Section: New Results

Efficient Distributed Evaluation of SPARQL Queries

  • Context: SPARQL is the standard query language for retrieving and manipulating data represented in the Resource Description Framework (RDF). SPARQL constitutes one key technology of the semantic web and has become very popular since it became an official W3C recommendation.

    The construction of efficient SPARQL query evaluators faces several challenges. First, RDF datasets are increasingly large, with some already containing more than a billion triples. To handle efficiently this growing amount of data, we need systems to be distributed and to scale. Furthermore, semantic data often have the characteristic of being dynamic (frequently updated). Thus being able to answer quickly after a change in the input data constitutes a very desirable property for a SPARQL evaluator.

  • Contributions: First of all, to constitute a common basis of comparative analysis, we evaluated on the same cluster of machines various SPARQL evaluation systems from the literature [15]. These experiments led us to point several observations: (i) the solutions have very different behaviors; (ii) most of the benchmarks only use temporal metrics and forget other ones e.g. network traffic. That is why we proposed a larger set of metrics; and thanks to a new reading grid based on 5 features, we proposed new perspectives which should be considered when developing distributed SPARQL evaluators.

    Second, we developed and shared several distributed SPARQL evaluators which take into account these new considerations we introduced:

    • A SPARQL evaluator named SPARQLGX (see Sec. 5.6): an implementation of a distributed RDF datastore based on Apache Spark. SPARQLGX is designed to leverage existing Hadoop infrastructures for evaluating SPARQL queries. It relies on a translation of SPARQL queries into executable Spark code that adopts evaluation strategies according to the storage method used and statistics on data.

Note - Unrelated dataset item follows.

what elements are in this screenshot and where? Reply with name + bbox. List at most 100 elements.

      In [12], [11], [8], [13], we showed that SPARQLGX makes it possible to evaluate SPARQL queries on billions of triples distributed across multiple nodes, while providing attractive performance figures. We reported on experiments which show how SPARQLGX compares to related state-of-the-art implementations and we showed that our approach scales better than these systems in terms of supported dataset size. With its simple design, SPARQLGX represents an interesting alternative in several scenarios.

    • Two SPARQL direct evaluators i.e. without a preprocessing phase: SDE (stands for Sparqlgx Direct Evaluator) lays on the same strategy than SPARQLGX but the translation process is modified in order to take the orign data files as argument. RDFHive (see Sec. 5.3) evaluates translated SPARQL queries on top of Apache Hive which is a distributed relational data warehouse based on Apache Hadoop.